Bang Jokie, Danu dan Dita sibuk
mengontak beberapa personil Gapabel. Dalam hitungan menit, sosok muda yang
bernama Wahyu Kurniawan muncul. Kami berjabat tangan. Tak lama kami pun larut
dalam diskusi. Saya mengutarakan maksud kedatangan ke Belitung. “Saat ini kami sedang mempersiapkan
penulisan Biografi salah seorang Tokoh Pejuang Mandar yang akan diusulkan
sebagai Pahlawan Perintis Kemerdekaan dari Mandar Sulawesi Barat. Bel;iau
adalah I Calo Ammana Wewanng yang bergelar Topole di Balitung. Beliau ini
dibuang Belanda tahun 1907 dan berdiam kembali ke Mandar pada tahun 1944”.

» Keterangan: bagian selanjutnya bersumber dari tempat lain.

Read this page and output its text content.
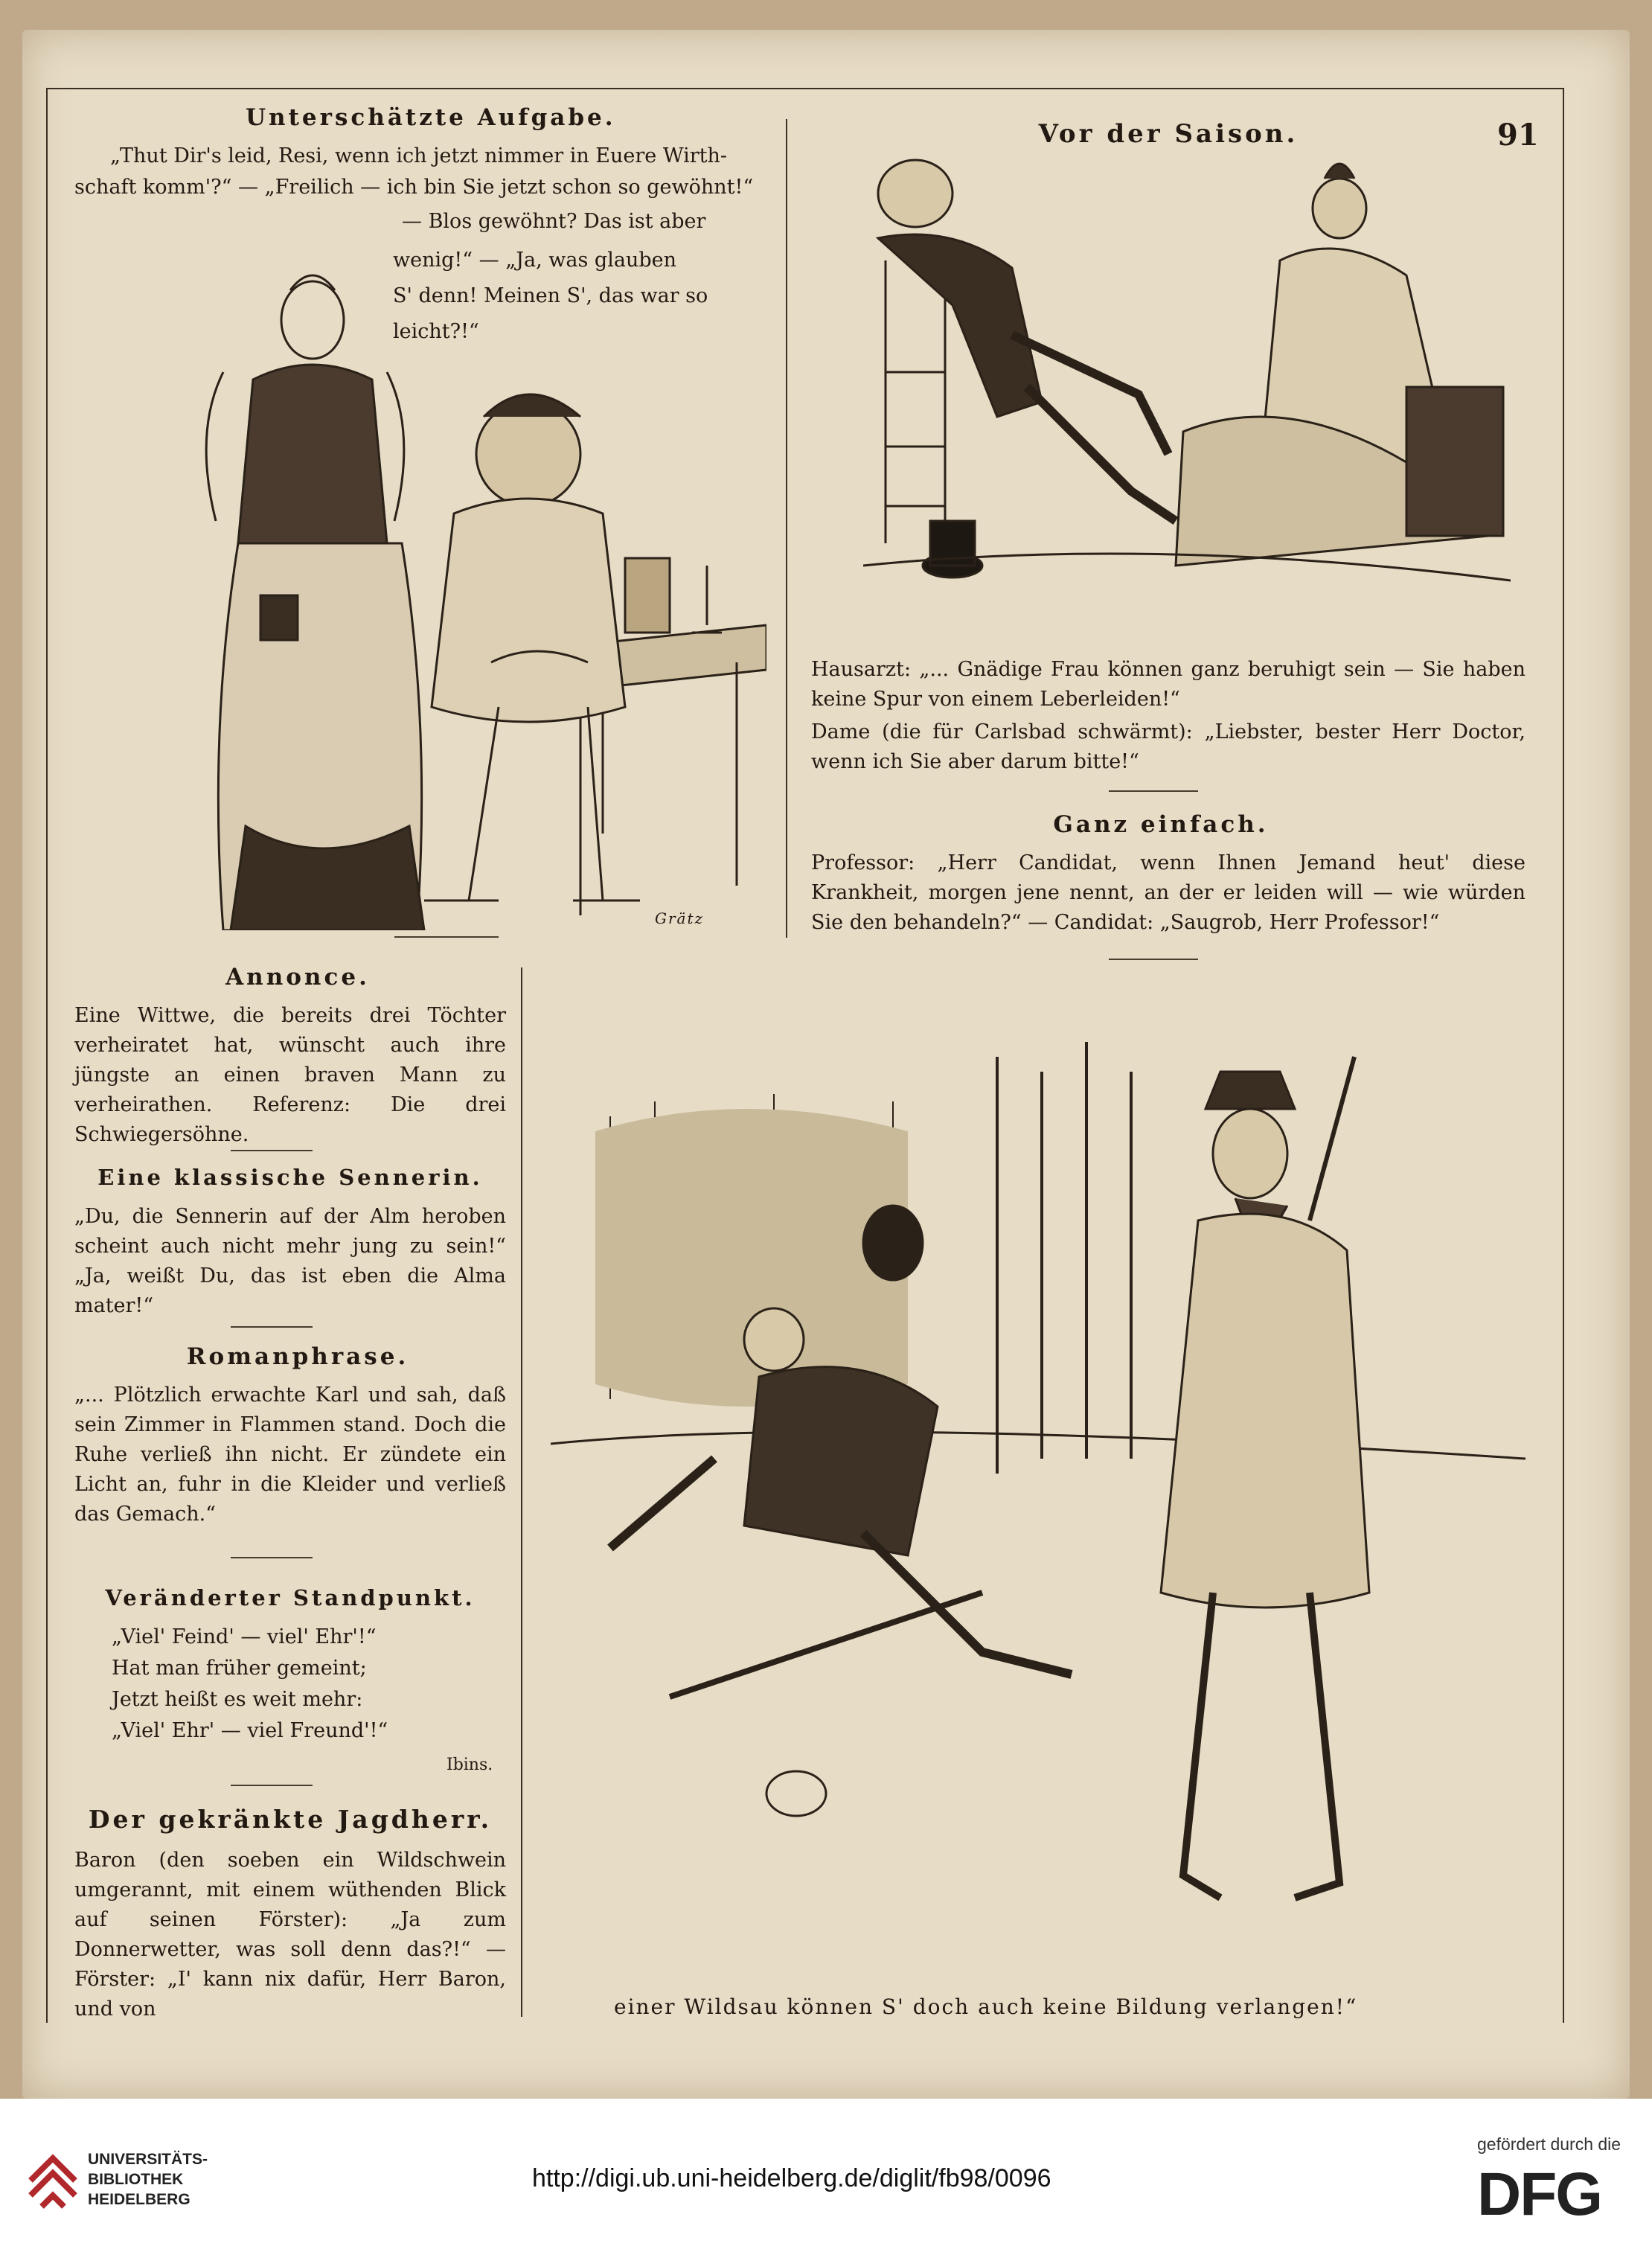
91
Unterschätzte Aufgabe.
„Thut Dir's leid, Resi, wenn ich jetzt nimmer in Euere Wirth-
schaft komm'?“ — „Freilich — ich bin Sie jetzt schon so gewöhnt!“
— Blos gewöhnt? Das ist aber
wenig!“ — „Ja, was glauben
S' denn! Meinen S', das war so
leicht?!“
Grätz
Annonce.
Eine Wittwe, die bereits drei Töchter verheiratet hat, wünscht auch ihre jüngste an einen braven Mann zu verheirathen. Referenz: Die drei Schwiegersöhne.
Eine klassische Sennerin.
„Du, die Sennerin auf der Alm heroben scheint auch nicht mehr jung zu sein!“ „Ja, weißt Du, das ist eben die Alma mater!“
Romanphrase.
„... Plötzlich erwachte Karl und sah, daß sein Zimmer in Flammen stand. Doch die Ruhe verließ ihn nicht. Er zündete ein Licht an, fuhr in die Kleider und verließ das Gemach.“
Veränderter Standpunkt.
„Viel' Feind' — viel' Ehr'!“
Hat man früher gemeint;
Jetzt heißt es weit mehr:
„Viel' Ehr' — viel Freund'!“
Ibins.
Der gekränkte Jagdherr.
Baron (den soeben ein Wildschwein umgerannt, mit einem wüthenden Blick auf seinen Förster): „Ja zum Donnerwetter, was soll denn das?!“ — Förster: „I' kann nix dafür, Herr Baron, und von
Vor der Saison.
Hausarzt: „... Gnädige Frau können ganz beruhigt sein — Sie haben keine Spur von einem Leberleiden!“
Dame (die für Carlsbad schwärmt): „Liebster, bester Herr Doctor, wenn ich Sie aber darum bitte!“
Ganz einfach.
Professor: „Herr Candidat, wenn Ihnen Jemand heut' diese Krankheit, morgen jene nennt, an der er leiden will — wie würden Sie den behandeln?“ — Candidat: „Saugrob, Herr Professor!“
einer Wildsau können S' doch auch keine Bildung verlangen!“
UNIVERSITÄTS-
BIBLIOTHEK
HEIDELBERG
http://digi.ub.uni-heidelberg.de/diglit/fb98/0096
gefördert durch die
DFG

Wahyu dan semuanya maksyuk
mendengarkan penuturan saya. Wahyu kemudian mengambil kamere digitalnya dan
meminta saya untuk berpose bersama Dokumen tentang I Calo Ammana Wewang dengan
memperlihatkan selembar Kaos Oblong bergambar I Calo Ammana Wewang dengan
tulisan ditas foto “Topole di Balitung”. Kaos tersebut sebagai penegasan bahwa
kami sejak dulu mengenal Belitung dalam gelar salah satu pejuang kami. Rupanya
Wahyu adalah seorang Jurnalis di Media POS Belitung. Ia mengorek keterangan
dari saya untuk rilisnya di Koran Harian Terbesar oplahnya di Belitung ini. Selain
Jurnalis, ia rupanya seorang Penulis Buku. Hal itu saya tau ketika ia
menyerahkan satu eks buku dengan cover warna oranye berjudul “Tambang Timah Belitong Dari Masa ke Masa”.
Setelah cukup keterangan, ia kemudian pamit dan berlalu meninggalkan Kandang
Gapabel. Bang Jokie, Danu, Dita masih menemani kami dengan kopi dan penganan
alakadarnya di sore menjelang senja itu.
Minggu, Rumah
Baca Akar, 22 April 2018
Melacak Jejak Topole di Balitung (1) "Iyau Tomandar"
Melacak Jejak Topole di Balitung (1)
"Iyau Tomandar"
Malam kian beranjak. Gerimis sempat
mengintip malu-malu ketika usai makan malam bersama keluarga besar Rumpita di
Warung Barokah di sudut kiri simpang tiga Taman Kota Tinambung yang terdapat
Patung Andi Depu. Warung Barokah menjadi alternatif bagi keluarga Rumpita untuk
jika dalam kondisi emergency. Warung Barokah bersih, makanannya enak dan
dikelola oleh orang Jawa. Menu favoritku di warung ini pasti nasi goreng kalau
bukan pangsit. Menunya pas dan terkesan murah untuk sekedar memanjakan lidah. 1
porsi nasi goreng maupun pangsitnya hanya dibandrol 10K.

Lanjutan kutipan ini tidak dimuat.